Миша приносил с собой чугунную печку без дверец и такую дымную, что лимонадная будка чуть было не захворала скоротечной чахоткой, да здоровый сосновый воздух, к счастью, вылечил ее. Приносил Миша несколько ящиков из-под чая для кровати и стола, большую консервную банку — он варил в ней овес, мерзлый картофель и шоколад — связку книг, тетрадей и гитару с выцветшей лентой. На гитаре Миша играл с утра до ночи, играл до самозабвения, восторженно улыбаясь, блестя в полумраке синими каплями безумных глаз. Смеялся чему-то очень хорошему и очень родному и играл, играл, забывая варить себе почерневший картофель или протопить печь. Еще в бытность свою в России, перевозя лес и бочки с керосином по Неве, лимонадная будка полюбила музыку: старшая дочь хозяина, Люба, душевно играла на мандолине. Но у Любы все так просто было и трогательно: «Очи черные, очи страстные…», «Пойду в лесочек, погуляю…» или «По улицам ходила большая крокодила…». А Миша… Суетились цветным бисером, прыгали по стенам и потолку, точно плакали и громко смеялись толпы звуков, проворные пальцы бегали по струнам — и не уследишь за ними, бешеными. А понять ничего нельзя: не то вальс какой-то перепутанный, не то песня странная, на «Очи черные…» совсем не похожая. Только один раз Миша сказал со вздохом: «Бах на гитаре не выходит. Сыграем-ка лучше баркаролу Чайковского. Сыграем, милый?!»
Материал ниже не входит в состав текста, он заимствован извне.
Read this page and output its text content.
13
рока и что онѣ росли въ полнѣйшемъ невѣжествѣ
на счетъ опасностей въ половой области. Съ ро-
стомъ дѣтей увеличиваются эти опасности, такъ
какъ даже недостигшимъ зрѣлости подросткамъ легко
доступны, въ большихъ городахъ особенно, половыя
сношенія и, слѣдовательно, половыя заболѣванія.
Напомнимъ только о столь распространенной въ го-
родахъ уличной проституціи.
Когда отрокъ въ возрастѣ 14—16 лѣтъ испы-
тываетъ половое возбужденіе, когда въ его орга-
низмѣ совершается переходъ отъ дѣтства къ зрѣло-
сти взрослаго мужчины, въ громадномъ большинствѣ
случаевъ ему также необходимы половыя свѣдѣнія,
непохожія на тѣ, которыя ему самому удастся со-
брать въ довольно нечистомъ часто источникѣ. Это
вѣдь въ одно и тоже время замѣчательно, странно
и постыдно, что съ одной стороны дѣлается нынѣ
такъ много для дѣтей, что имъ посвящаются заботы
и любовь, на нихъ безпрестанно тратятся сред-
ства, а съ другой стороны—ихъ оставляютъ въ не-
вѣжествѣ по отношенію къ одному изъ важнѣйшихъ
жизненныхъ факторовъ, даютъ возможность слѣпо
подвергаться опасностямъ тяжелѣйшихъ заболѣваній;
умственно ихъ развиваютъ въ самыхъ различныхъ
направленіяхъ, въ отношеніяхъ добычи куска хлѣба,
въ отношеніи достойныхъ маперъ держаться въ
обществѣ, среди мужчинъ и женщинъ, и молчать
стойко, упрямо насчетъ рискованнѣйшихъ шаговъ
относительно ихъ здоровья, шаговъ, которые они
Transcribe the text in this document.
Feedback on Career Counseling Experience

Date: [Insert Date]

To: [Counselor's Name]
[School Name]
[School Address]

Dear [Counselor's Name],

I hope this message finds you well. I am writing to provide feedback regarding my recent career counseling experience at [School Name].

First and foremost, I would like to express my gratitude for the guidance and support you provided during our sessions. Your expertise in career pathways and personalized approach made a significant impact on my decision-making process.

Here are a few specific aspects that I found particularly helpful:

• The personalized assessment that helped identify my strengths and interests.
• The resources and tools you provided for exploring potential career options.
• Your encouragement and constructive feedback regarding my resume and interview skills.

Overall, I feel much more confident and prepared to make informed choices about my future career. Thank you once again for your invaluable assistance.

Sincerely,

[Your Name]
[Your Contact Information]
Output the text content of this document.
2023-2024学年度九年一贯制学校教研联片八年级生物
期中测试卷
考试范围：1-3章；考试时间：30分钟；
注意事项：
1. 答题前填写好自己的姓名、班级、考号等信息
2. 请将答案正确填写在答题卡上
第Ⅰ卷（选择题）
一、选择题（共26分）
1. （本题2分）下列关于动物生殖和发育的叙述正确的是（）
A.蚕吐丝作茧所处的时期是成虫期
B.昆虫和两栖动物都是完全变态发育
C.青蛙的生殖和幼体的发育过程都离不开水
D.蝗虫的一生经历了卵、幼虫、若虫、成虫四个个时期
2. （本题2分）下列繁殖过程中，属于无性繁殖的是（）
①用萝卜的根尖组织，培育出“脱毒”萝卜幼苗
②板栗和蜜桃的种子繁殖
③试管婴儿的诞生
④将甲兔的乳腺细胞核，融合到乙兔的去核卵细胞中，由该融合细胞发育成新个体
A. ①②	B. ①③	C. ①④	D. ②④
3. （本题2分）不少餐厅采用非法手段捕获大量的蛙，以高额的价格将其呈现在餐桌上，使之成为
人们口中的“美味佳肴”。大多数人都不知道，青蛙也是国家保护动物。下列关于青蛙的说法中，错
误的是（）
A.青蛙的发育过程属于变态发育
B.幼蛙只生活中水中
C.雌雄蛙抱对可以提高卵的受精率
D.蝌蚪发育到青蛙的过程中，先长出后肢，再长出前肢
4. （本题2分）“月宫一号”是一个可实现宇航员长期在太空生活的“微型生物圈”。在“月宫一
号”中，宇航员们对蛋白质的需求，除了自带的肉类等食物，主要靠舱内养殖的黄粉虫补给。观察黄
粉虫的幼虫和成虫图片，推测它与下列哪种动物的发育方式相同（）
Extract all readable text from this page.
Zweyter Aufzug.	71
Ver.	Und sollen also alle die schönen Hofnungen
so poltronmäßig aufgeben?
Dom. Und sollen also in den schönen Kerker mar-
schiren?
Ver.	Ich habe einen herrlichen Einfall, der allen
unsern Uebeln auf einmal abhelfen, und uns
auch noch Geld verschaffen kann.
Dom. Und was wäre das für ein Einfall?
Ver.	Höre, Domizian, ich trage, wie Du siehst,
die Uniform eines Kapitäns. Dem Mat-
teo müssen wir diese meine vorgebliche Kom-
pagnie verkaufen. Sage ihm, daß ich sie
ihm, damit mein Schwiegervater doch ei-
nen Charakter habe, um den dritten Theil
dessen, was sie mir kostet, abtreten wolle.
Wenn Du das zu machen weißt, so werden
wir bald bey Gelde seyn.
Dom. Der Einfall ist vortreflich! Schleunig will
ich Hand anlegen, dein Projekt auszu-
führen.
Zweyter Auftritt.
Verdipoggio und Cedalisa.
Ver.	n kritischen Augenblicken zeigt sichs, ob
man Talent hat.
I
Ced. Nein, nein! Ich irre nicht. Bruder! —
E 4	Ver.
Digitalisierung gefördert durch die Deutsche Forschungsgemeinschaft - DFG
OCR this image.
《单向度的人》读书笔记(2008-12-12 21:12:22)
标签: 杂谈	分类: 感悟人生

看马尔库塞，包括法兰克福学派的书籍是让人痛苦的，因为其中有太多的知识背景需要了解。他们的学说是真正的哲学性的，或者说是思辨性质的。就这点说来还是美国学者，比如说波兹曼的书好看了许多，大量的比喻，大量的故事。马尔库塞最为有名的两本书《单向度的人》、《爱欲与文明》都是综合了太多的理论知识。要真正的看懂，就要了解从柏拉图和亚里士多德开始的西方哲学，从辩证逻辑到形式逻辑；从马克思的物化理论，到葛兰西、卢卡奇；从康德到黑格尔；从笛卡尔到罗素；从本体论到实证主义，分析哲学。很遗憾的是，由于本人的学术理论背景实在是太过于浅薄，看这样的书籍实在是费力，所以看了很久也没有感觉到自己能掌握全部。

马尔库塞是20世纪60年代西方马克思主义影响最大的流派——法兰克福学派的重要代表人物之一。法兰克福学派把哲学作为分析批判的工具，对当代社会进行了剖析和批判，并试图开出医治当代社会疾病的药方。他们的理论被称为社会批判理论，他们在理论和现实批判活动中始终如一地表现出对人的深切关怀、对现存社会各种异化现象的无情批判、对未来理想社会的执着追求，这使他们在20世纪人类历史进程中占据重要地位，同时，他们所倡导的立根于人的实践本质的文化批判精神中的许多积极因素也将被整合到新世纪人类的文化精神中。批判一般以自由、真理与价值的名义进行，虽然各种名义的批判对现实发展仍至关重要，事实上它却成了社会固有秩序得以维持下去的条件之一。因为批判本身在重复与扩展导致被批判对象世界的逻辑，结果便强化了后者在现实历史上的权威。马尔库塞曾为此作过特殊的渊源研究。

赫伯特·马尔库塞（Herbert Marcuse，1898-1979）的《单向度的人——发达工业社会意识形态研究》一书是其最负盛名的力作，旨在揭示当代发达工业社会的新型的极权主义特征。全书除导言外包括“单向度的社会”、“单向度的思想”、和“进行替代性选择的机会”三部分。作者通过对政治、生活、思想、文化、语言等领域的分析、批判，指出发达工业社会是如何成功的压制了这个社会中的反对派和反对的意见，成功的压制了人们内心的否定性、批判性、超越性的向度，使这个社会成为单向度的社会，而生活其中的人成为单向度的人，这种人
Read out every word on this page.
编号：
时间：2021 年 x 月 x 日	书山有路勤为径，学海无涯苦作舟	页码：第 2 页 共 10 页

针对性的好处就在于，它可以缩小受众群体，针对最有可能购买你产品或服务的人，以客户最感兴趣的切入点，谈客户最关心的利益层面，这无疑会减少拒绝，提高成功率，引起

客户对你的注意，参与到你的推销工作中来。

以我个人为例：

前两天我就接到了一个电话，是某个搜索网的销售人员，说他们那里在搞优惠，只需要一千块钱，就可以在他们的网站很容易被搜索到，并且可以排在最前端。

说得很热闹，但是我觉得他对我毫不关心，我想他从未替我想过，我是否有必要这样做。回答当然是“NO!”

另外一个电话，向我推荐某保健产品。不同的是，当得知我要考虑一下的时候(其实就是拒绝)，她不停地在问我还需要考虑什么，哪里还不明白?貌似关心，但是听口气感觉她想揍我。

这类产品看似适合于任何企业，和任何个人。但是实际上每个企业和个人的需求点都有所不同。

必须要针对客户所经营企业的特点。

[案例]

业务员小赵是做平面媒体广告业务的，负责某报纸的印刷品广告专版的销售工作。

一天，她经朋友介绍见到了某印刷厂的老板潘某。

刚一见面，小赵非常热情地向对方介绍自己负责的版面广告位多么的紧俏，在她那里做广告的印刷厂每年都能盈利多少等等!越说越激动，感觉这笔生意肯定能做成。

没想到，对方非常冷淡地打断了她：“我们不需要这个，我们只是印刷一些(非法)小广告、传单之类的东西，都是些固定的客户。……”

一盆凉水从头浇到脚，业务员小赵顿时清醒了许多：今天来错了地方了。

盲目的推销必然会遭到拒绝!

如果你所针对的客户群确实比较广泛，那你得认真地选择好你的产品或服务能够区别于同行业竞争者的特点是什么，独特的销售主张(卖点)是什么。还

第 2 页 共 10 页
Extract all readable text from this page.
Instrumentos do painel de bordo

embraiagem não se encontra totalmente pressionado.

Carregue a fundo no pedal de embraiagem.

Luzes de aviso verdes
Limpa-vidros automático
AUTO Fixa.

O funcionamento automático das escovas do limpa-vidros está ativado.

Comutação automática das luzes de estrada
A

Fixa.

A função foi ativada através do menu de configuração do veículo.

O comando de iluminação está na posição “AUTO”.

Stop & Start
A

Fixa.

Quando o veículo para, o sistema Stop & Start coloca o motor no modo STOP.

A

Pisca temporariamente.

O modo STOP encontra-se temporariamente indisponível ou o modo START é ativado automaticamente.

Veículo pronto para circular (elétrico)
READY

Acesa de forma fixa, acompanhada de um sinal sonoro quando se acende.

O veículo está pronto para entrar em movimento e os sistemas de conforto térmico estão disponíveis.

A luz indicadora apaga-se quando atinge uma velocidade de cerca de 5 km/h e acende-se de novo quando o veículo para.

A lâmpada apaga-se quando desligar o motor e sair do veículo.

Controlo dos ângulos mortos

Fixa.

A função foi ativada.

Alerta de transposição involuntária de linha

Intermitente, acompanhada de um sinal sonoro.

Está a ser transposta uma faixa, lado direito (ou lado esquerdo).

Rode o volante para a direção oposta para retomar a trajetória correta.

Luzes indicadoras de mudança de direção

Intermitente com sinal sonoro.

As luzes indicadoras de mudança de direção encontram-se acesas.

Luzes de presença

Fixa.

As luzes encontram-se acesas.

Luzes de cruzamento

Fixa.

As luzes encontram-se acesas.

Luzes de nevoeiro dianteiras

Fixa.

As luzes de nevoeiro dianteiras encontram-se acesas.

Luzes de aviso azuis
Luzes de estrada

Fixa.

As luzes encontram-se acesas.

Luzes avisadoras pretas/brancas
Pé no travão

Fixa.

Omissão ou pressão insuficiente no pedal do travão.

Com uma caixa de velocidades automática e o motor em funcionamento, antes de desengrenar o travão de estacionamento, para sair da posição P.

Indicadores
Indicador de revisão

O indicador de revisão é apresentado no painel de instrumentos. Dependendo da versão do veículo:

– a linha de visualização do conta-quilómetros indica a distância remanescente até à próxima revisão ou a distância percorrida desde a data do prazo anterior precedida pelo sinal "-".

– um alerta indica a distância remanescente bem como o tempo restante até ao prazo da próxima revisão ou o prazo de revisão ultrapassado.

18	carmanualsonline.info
Никакого милого в будке не было. И никто Мише не ответил. Но с баюкающей нежностью запела старая исцарапанная гитара: «Та-та-та-та-та-там…» Где доставал он овес и картофель, чем жил? — так и осталось тайной. Лимонадная будка с горечью созналась мне — даже ржавый навес зашумел внятно: «Да-да…» — что Миша, в общем достойный молодой человек, работать терпеть не мог. А когда я, по откровенности своей и желанию поговорить с родным человеком, сказал лимонадной будке, что и я, между прочим, работать не люблю, а люблю девушку, забывшую меня, малороссийские хутора и стихи Бунина, — она прочла мне целую нотацию о вреде праздности.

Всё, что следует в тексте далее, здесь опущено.